The IMF warns cryptocurrency is not suitable as legal tender

July 28, 2021, 7:21 PM UTC
Bloomberg

The International Monetary Fund published a blog post Monday warning that the risks and costs that come with making cryptocurrencies legal tender outweigh the benefits.

Elevating a cryptocurrency to the status of national currency could harm macro-financial stability, financial integrity, consumer protection, and the environment, the note said.

The authors, Tobias Adrian, the IMF’s financial counselor and director of the monetary and capital markets department, and Rhoda Weeks-Brown, the IMF’s general counsel, acknowledged that using cryptocurrency has upsides.

Digital currency could provide cheaper and faster payments, bring unbanked people into the financial system, and improve cross-border transactions, the authors wrote.


At the same time, virtual currency could cause problems due to price fluctuations, difficulty setting fiscal policy, and negative environmental impacts.

Apart from these problems, the authors said cryptoassets could also pose security concerns.

“Cryptoassets can be used to launder ill-gotten money, fund terrorism, and evade taxes. This could pose risks to a country’s financial system, fiscal balance, and relationships with foreign countries and correspondent banks,” the blog post said.

Legal issues could also come along with making cryptocurrency a national currency, the note said.

“Legal tender status requires that a means of payment be widely accessible,” wrote Adrian and Weeks-Brown. “However, internet access and technology needed to transfer cryptoassets remains scarce in many countries, raising issues about fairness and financial inclusion.”

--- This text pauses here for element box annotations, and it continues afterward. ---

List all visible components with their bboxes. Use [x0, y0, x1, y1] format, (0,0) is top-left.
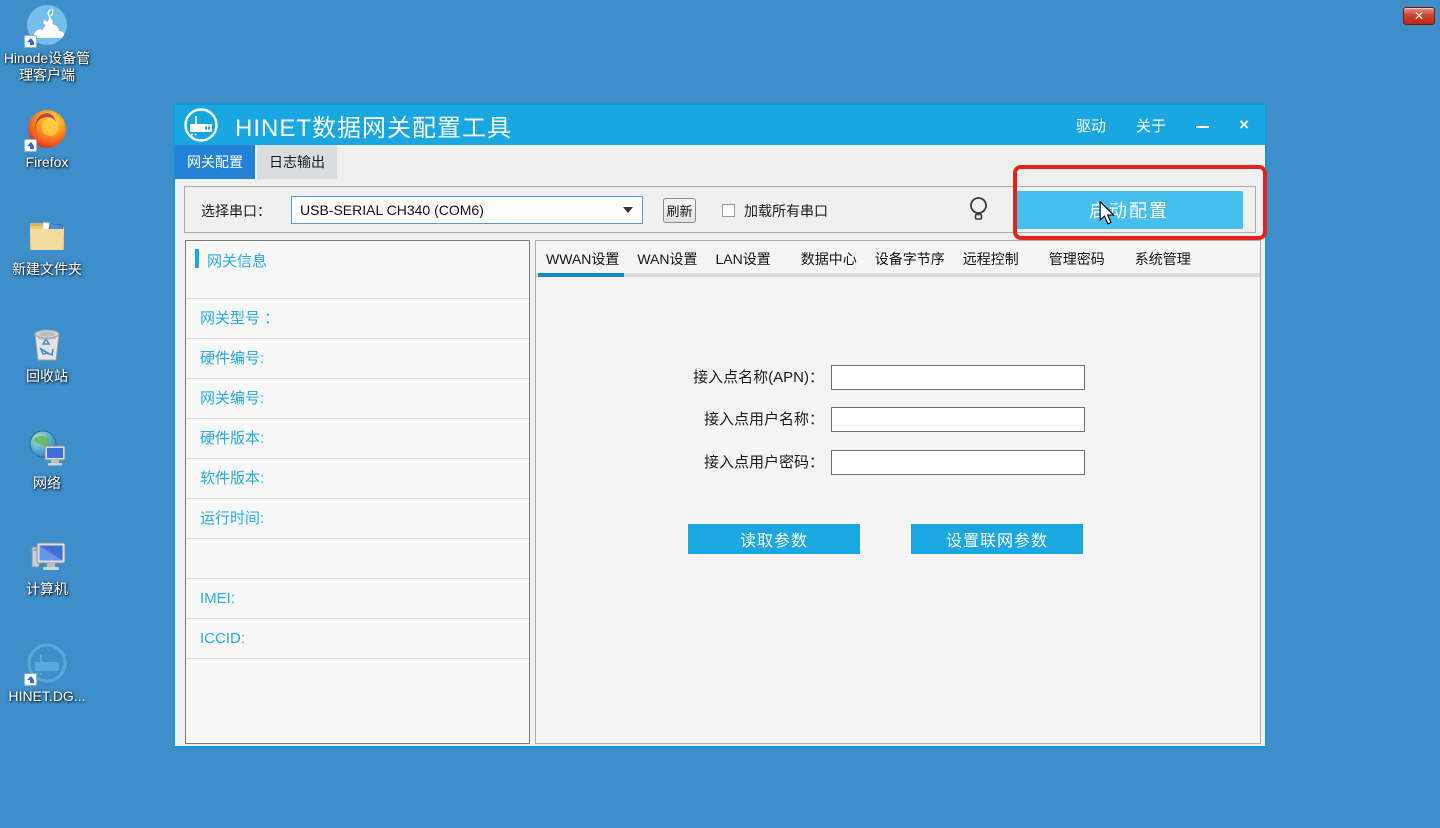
folder-icon [26, 215, 68, 257]
firefox-icon [26, 108, 68, 150]
form-row-username: 接入点用户名称： [536, 407, 1260, 433]
gateway-info-panel: 网关信息 网关型号 ： 硬件编号: 网关编号: 硬件版本: 软件版本: 运行时间… [185, 240, 530, 744]
info-row-uptime: 运行时间: [186, 498, 529, 538]
network-icon [26, 429, 68, 471]
desktop-icon-label: 计算机 [26, 581, 68, 598]
set-network-params-button[interactable]: 设置联网参数 [911, 524, 1083, 554]
serial-port-select[interactable]: USB-SERIAL CH340 (COM6) [291, 196, 643, 224]
desktop-icon-network[interactable]: 网络 [0, 429, 94, 492]
about-menu[interactable]: 关于 [1136, 115, 1166, 136]
hinode-client-icon [26, 4, 68, 46]
tab-byte-order[interactable]: 设备字节序 [866, 249, 954, 271]
active-tab-indicator [538, 273, 624, 277]
lightbulb-icon[interactable] [968, 196, 989, 223]
desktop-icon-label: Hinode设备管理客户端 [1, 50, 93, 84]
tab-wan-settings[interactable]: WAN设置 [628, 249, 706, 271]
tab-lan-settings[interactable]: LAN设置 [707, 249, 780, 271]
mouse-cursor [1096, 201, 1118, 225]
settings-panel: WWAN设置 WAN设置 LAN设置 数据中心 设备字节序 远程控制 管理密码 … [535, 240, 1261, 744]
load-all-ports-checkbox[interactable] [722, 204, 735, 217]
section-marker [195, 249, 199, 268]
tab-gateway-config[interactable]: 网关配置 [175, 145, 255, 179]
desktop-icon-label: HINET.DG... [8, 688, 85, 705]
tab-remote-control[interactable]: 远程控制 [954, 249, 1028, 271]
desktop-icon-hinode[interactable]: Hinode设备管理客户端 [0, 4, 94, 84]
desktop-icon-label: 回收站 [26, 368, 68, 385]
tab-log-output[interactable]: 日志输出 [257, 145, 337, 179]
shortcut-arrow-icon [24, 139, 37, 152]
gateway-info-header: 网关信息 [186, 241, 529, 298]
apn-password-input[interactable] [831, 450, 1085, 475]
settings-tab-bar: WWAN设置 WAN设置 LAN设置 数据中心 设备字节序 远程控制 管理密码 … [536, 241, 1260, 271]
apn-input[interactable] [831, 365, 1085, 390]
form-row-password: 接入点用户密码： [536, 450, 1260, 476]
hinet-dg-icon [26, 642, 68, 684]
desktop-icon-hinet-dg[interactable]: HINET.DG... [0, 642, 94, 705]
tab-underline-track [536, 273, 1260, 277]
serial-port-label: 选择串口： [201, 201, 271, 221]
desktop-icon-label: 网络 [33, 475, 61, 492]
desktop-icon-recycle-bin[interactable]: 回收站 [0, 322, 94, 385]
desktop-icon-new-folder[interactable]: 新建文件夹 [0, 215, 94, 278]
desktop-icon-label: Firefox [26, 154, 69, 171]
titlebar: HINET数据网关配置工具 驱动 关于 × [175, 105, 1265, 145]
info-row-imei: IMEI: [186, 578, 529, 618]
app-logo-icon [183, 107, 219, 143]
tab-data-center[interactable]: 数据中心 [792, 249, 866, 271]
serial-port-value: USB-SERIAL CH340 (COM6) [300, 202, 484, 218]
window-close-icon[interactable]: × [1239, 115, 1249, 135]
form-row-apn: 接入点名称(APN)： [536, 365, 1260, 391]
session-close-button[interactable]: ✕ [1403, 7, 1435, 25]
annotation-highlight-rect [1013, 165, 1267, 240]
apn-username-input[interactable] [831, 407, 1085, 432]
desktop-icon-firefox[interactable]: Firefox [0, 108, 94, 171]
tab-admin-password[interactable]: 管理密码 [1040, 249, 1114, 271]
info-row-model: 网关型号 ： [186, 298, 529, 338]
read-params-button[interactable]: 读取参数 [688, 524, 860, 554]
info-row-iccid: ICCID: [186, 618, 529, 658]
computer-icon [26, 535, 68, 577]
tab-system-admin[interactable]: 系统管理 [1126, 249, 1200, 271]
info-row-hw-version: 硬件版本: [186, 418, 529, 458]
shortcut-arrow-icon [24, 673, 37, 686]
tab-wwan-settings[interactable]: WWAN设置 [537, 249, 628, 271]
info-row-sw-version: 软件版本: [186, 458, 529, 498]
info-row-empty [186, 658, 529, 698]
main-tab-bar: 网关配置 日志输出 [175, 145, 339, 179]
desktop-icon-label: 新建文件夹 [12, 261, 82, 278]
window-title: HINET数据网关配置工具 [235, 108, 512, 143]
info-row-hw-number: 硬件编号: [186, 338, 529, 378]
minimize-icon[interactable] [1196, 126, 1209, 128]
info-row-gw-number: 网关编号: [186, 378, 529, 418]
driver-menu[interactable]: 驱动 [1076, 115, 1106, 136]
load-all-ports-label[interactable]: 加载所有串口 [744, 201, 828, 221]
info-row-empty [186, 538, 529, 578]
desktop-icon-computer[interactable]: 计算机 [0, 535, 94, 598]
shortcut-arrow-icon [24, 35, 37, 48]
refresh-button[interactable]: 刷新 [663, 198, 696, 223]
recycle-bin-icon [26, 322, 68, 364]
dropdown-arrow-icon [623, 207, 633, 213]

Adoption of cryptocurrency as a national currency, Adrian and Weeks-Brown said, is probably not appealing to countries with stable inflation and exchange rates and credible institutions. For countries with less stable economies, a better option could be to use an internationally recognized reserve currency such as the dollar or euro.

The IMF said some countries may be tempted by the “shortcut” of making crypto legal tender to foster cheaper and more inclusive financial services. The bottom line is that governments need to be the ones to provide these services and take advantage of new digital forms of money, the note explained.

In June, El Salvador became the first country to pass a law elevating Bitcoin to a national currency starting in September. Following the move by El Salvador, politicians in several other countries, especially in Latin America, have also pushed their respective countries to be more open to Bitcoin and other cryptocurrencies.